Le malaise est compréhensible. Il n’y a pas escroquerie. Le tribunal doit relaxer. Même si l’attitude de ce monsieur n’a pas été honnête. Peu importe : on fait du droit ici, pas de la morale, vous vous souvenez ?
En effet, (début des explications juridiques) : l’escroquerie est définie par la loi (article 313-1 du code pénal) comme le fait, soit par l'usage d'un faux nom ou d'une fausse qualité, soit par l'abus d'une qualité vraie, soit par l'emploi de manœuvres frauduleuses, de tromper une personne physique ou morale et de la déterminer ainsi, à son préjudice ou au préjudice d'un tiers, à remettre des fonds, des valeurs ou un bien quelconque, à fournir un service ou à consentir un acte opérant obligation ou décharge.
Je sais, c’est indigeste, on va élaguer.
Pour qu’une escroquerie soit constituée, il faut la réunion de deux éléments matériels :
- une manœuvre frauduleuse (dont le début de l’article ne donne que des exemples précis) et
- la remise d’une chose par la victime de l’escroquerie à l’auteur de celle ci, cette remise ayant été déterminée, c’est à dire provoquée par la manœuvre frauduleuse.
La manœuvre frauduleuse doit être un minimum élaborée.
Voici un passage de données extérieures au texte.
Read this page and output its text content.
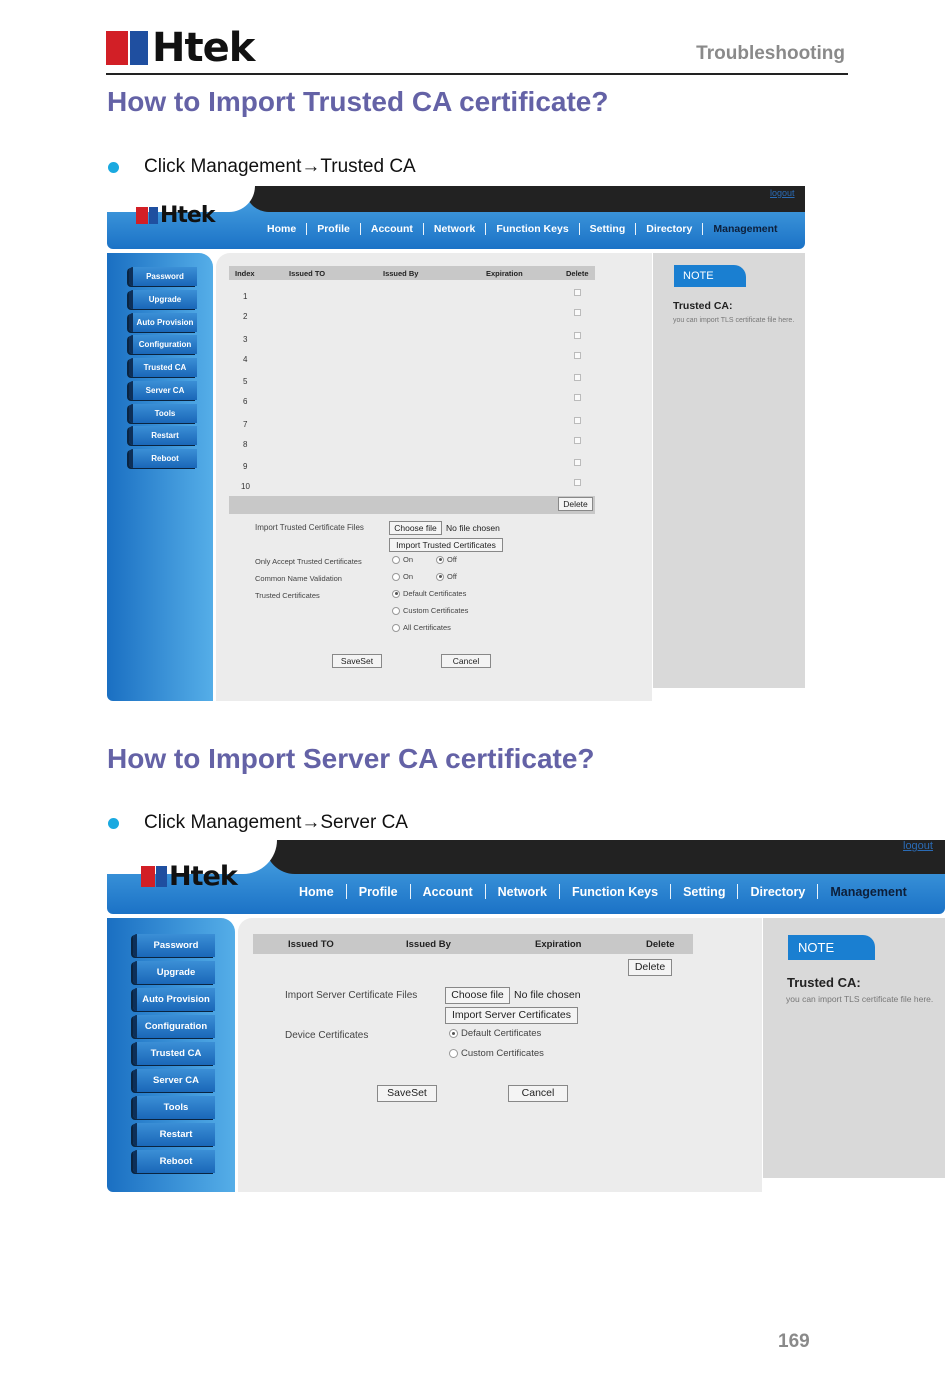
Htek	Troubleshooting
How to Import Trusted CA certificate?
Click Management→Trusted CA
logout
Htek
Home Profile Account Network Function Keys Setting Directory Management
Password
Upgrade
Auto Provision
Configuration
Trusted CA
Server CA
Tools
Restart
Reboot
Index	Issued TO	Issued By	Expiration	Delete
1
2
3
4
5
6
7
8
9
10
Delete
Import Trusted Certificate Files	Choose file	No file chosen
Import Trusted Certificates
Only Accept Trusted Certificates	On	Off
Common Name Validation	On	Off
Trusted Certificates	Default Certificates
Custom Certificates
All Certificates
SaveSet	Cancel
NOTE
Trusted CA:
you can import TLS certificate file here.
How to Import Server CA certificate?
Click Management→Server CA
logout
Htek	Home Profile Account Network Function Keys Setting Directory Management
Password
Upgrade
Auto Provision
Configuration
Trusted CA
Server CA
Tools
Restart
Reboot
Issued TO	Issued By	Expiration	Delete
Delete
Import Server Certificate Files	Choose file No file chosen
Import Server Certificates
Device Certificates	Default Certificates
Custom Certificates
SaveSet	Cancel
NOTE
Trusted CA:
you can import TLS certificate file here.
169
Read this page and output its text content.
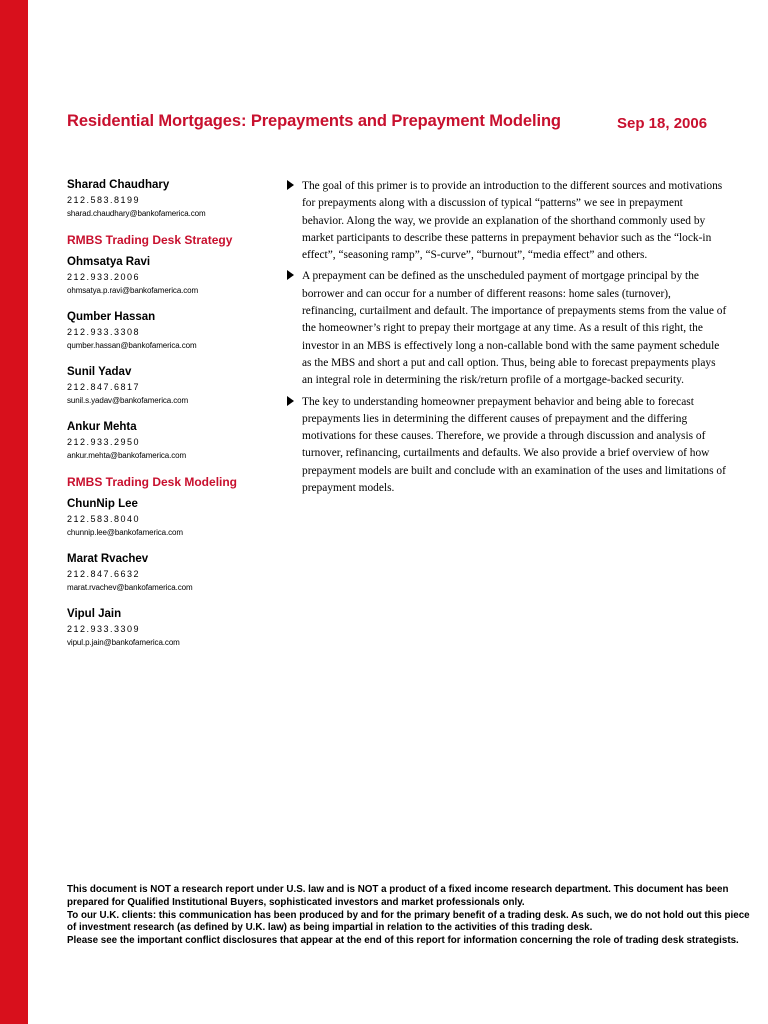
Residential Mortgages: Prepayments and Prepayment Modeling	Sep 18, 2006
Sharad Chaudhary
212.583.8199
sharad.chaudhary@bankofamerica.com
RMBS Trading Desk Strategy
Ohmsatya Ravi
212.933.2006
ohmsatya.p.ravi@bankofamerica.com
Qumber Hassan
212.933.3308
qumber.hassan@bankofamerica.com
Sunil Yadav
212.847.6817
sunil.s.yadav@bankofamerica.com
Ankur Mehta
212.933.2950
ankur.mehta@bankofamerica.com
RMBS Trading Desk Modeling
ChunNip Lee
212.583.8040
chunnip.lee@bankofamerica.com
Marat Rvachev
212.847.6632
marat.rvachev@bankofamerica.com
Vipul Jain
212.933.3309
vipul.p.jain@bankofamerica.com
The goal of this primer is to provide an introduction to the different sources and motivations for prepayments along with a discussion of typical “patterns” we see in prepayment behavior. Along the way, we provide an explanation of the shorthand commonly used by market participants to describe these patterns in prepayment behavior such as the “lock-in effect”, “seasoning ramp”, “S-curve”, “burnout”, “media effect” and others.
A prepayment can be defined as the unscheduled payment of mortgage principal by the borrower and can occur for a number of different reasons: home sales (turnover), refinancing, curtailment and default. The importance of prepayments stems from the value of the homeowner’s right to prepay their mortgage at any time. As a result of this right, the investor in an MBS is effectively long a non-callable bond with the same payment schedule as the MBS and short a put and call option. Thus, being able to forecast prepayments plays an integral role in determining the risk/return profile of a mortgage-backed security.
The key to understanding homeowner prepayment behavior and being able to forecast prepayments lies in determining the different causes of prepayment and the differing motivations for these causes. Therefore, we provide a through discussion and analysis of turnover, refinancing, curtailments and defaults. We also provide a brief overview of how prepayment models are built and conclude with an examination of the uses and limitations of prepayment models.
This document is NOT a research report under U.S. law and is NOT a product of a fixed income research department. This document has been prepared for Qualified Institutional Buyers, sophisticated investors and market professionals only.
To our U.K. clients: this communication has been produced by and for the primary benefit of a trading desk. As such, we do not hold out this piece of investment research (as defined by U.K. law) as being impartial in relation to the activities of this trading desk.
Please see the important conflict disclosures that appear at the end of this report for information concerning the role of trading desk strategists.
D’où le terme de manœuvre. Un simple mensonge, fut il écrit, ne suffit pas, il doit être corroboré par d’autres éléments (une mise en scène, l’intervention d’un tiers, l’usage d’une fausse qualité, d’un faux nom, etc…).
Ici, il n’y a pas eu remise, en effet, mais pour une raison extérieure à la volonté du prévenu : on est bien dans le domaine de la tentative.
Non, là où la prévention fait défaut, c’est sur la manœuvre frauduleuse. En quoi consisterait-elle ? En avoir présenté une deuxième fois le bon de retrait ? Mais ce n’est pas suffisant, pas plus que ne constituerait une tentative d’escroquerie le fait d’introduire sciemment un ticket de métro usagé dans un portillon automatique dans l'espoir qu'il s'ouvre quand même !
Le bon de sortie n’a pas été altéré ni falsifié, il est authentique, et le prévenu s’est bien présenté sous sa vraie identité lors de la deuxième présentation du bon de sortie. Il a menti par omission, en présentant le bon de sortie en taisant qu’il avait déjà retiré l’appareil.
Mais ce mensonge, qui n’est corroboré par aucune mise en scène ni élément supplémentaire quelconque n’est pas suffisant pour être une manœuvre frauduleuse au sens de la loi. Le préposé du magasin ne s’y est pas laissé prendre, d’ailleurs, pas plus qu’un portillon automatique ne se laisse prendre par un billet usagé.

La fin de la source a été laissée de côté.